Works on my machine. (tm)
But it won't let me reschedule my task execution time or change its prompting... It will just go forever now I guess
Oddly enough, I do not have access to scheduled tasks either on the app or web interfaces and I am a paying customer.
It took me a minute to find it. It's a different model -- pull down the models list and you might see one with tasks.
This could be done with an API key and AWS Lambda in minutes.
Can I ask it to check for deals on products and make it search the web several times a day?
sounds like theyre trying to get ahead of cron job wrappers so they dont get slammed at peak times
If it works correctly, wouldn't those still be peak times? Except with this they have to process the initial scheduling request in addition to the at-execution task.

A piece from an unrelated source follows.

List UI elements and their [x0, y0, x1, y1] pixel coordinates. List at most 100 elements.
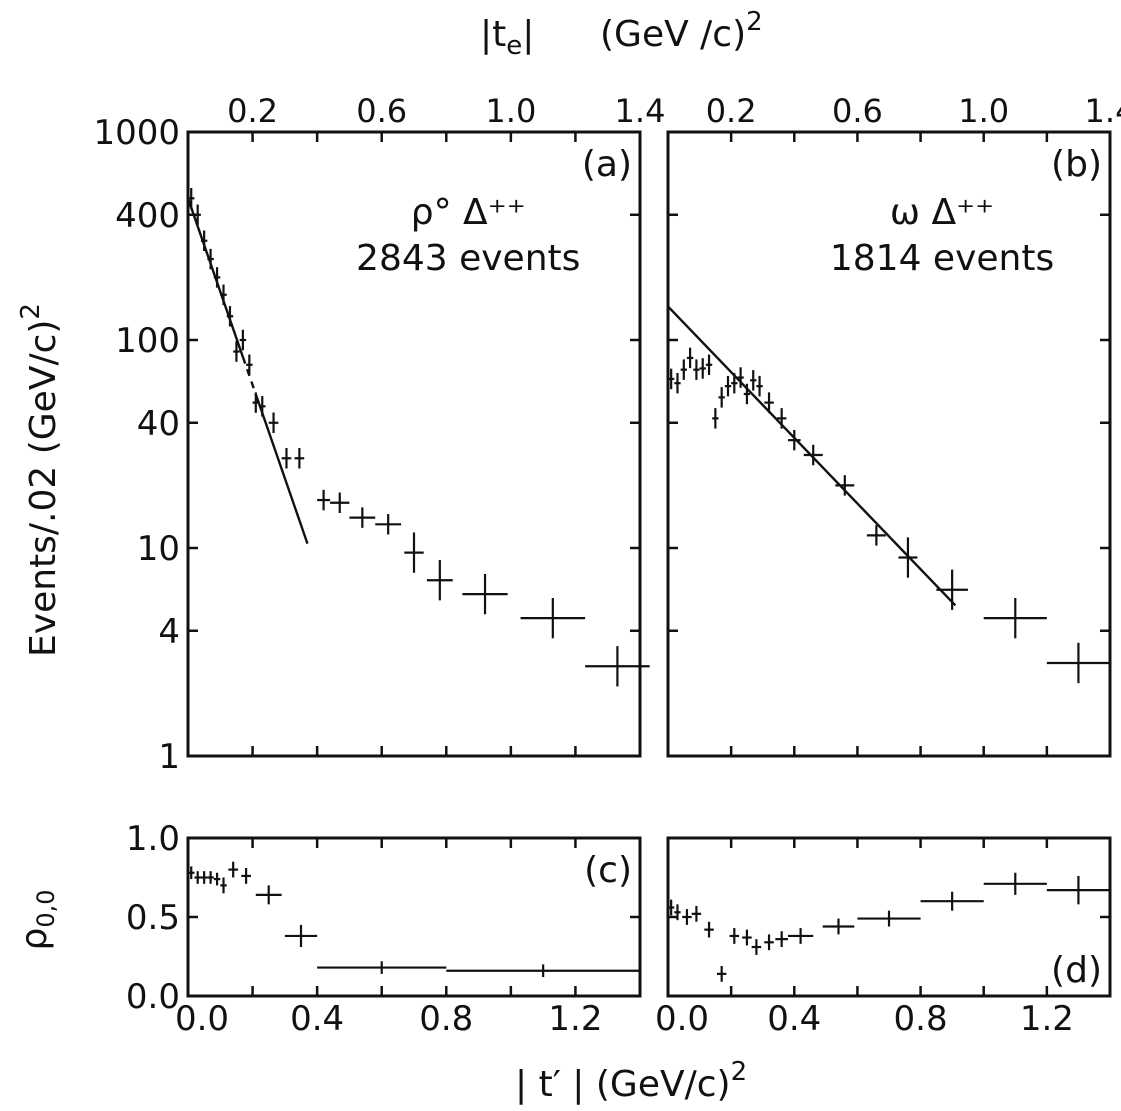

A lot of answers don't go stale for hours or days. They'll do the task early, at an off-peak time, hidden from the user, double-check that it really wasn't time sensitive, then surface the saved answer at the time desired.
How are they going to double check without incurring the cost of running it again?
Everyone else's crons, synced to wall clocks, vs your centralized cron (task scheduler, really) that is aware of scheduled work and current load on your systems that consume the scheduled tasks.
Controlling the ability to nudge the wakeup times by small amounts of time can make a huge difference to your ability to manage spiky workloads like this.
OpenAI resembles the old Apple: ship the best experience. The ChatGPT app on every platform is the best in business and they are shipping polished features relatively quickly. It's quite the contrast to Apple of today, the world's largest company who is so inept that they are releasing Apple Intelligence, which is quite literally using ChatGPT 3.5 tech in 2025. It just shows how valuable CEO's like Altman, Musk and Jobs are to a corporation.
The ChatGPT UI/UX is pretty middling. They still don't have a proper answer to Claude Projects, plus they are focusing on shipping stuff like this instead of fixing the numerous papercuts with the chat experience in their UI. How is it that I can access the most powerful AI on the planet with o1 pro, but if I paste more than few pages of text there's no solution for that, it just overflows the input box and makes it impossible to navigate?
> They still don't have a proper answer to Claude Projects
They added Projects in December:
https://help.openai.com/en/articles/10169521-using-projects-...
ChatGPT's Projects feature has weird limitations I've run into. Features that work outside projects, do not necessarily work inside them.
I say this as someone who prefers using ChatGPT over Claude, but pays for both. Hoping they figure it out.
edit: restructured text to make sense.
OpenAI projects don't work very well compared to Anthropic (which has its own limitations as is).
The "old" Apple certainly didn't ship anything quick or on the bleeding edge, nor did they ship the "best" experience. They did, however, have somewhat different priorities than their competitors. They still do to some extent.
this has to be sarcasm
their commenting behavior is strange. i'm not certain.
Apple Intelligence is running on device instead of racks and racks of cloud hardware. Of course it’s less sophisticated.
Yeah, but knowing that doesn't make it much better; it's the wrong design choice.
Agreed. The vast majority of their audience doesn't understand the difference. And among the subset that do, I imagine there's a fair number of us that don't care about the distinction. I just want it to work well.
Indeed which makes me excited for..
Open AI creating an AI phone with Microsoft ... release H.E.R. (the movie) in your pocket.
Your AI assistant / Agent is seen on the Lock Screen (like a FaceTime call UI/UX) waiting at your beckon to do everything for you /be there for via via text, voice, gestures, expressions, etc.
It interfaces with other AI Agents of businesses, companies, your doctor, friends & family to schedule things & used as a knowledge-base (ask friends birthday if they allow that info).
Apple is indeed stale & boring to me (heavy GPT user) in 2025.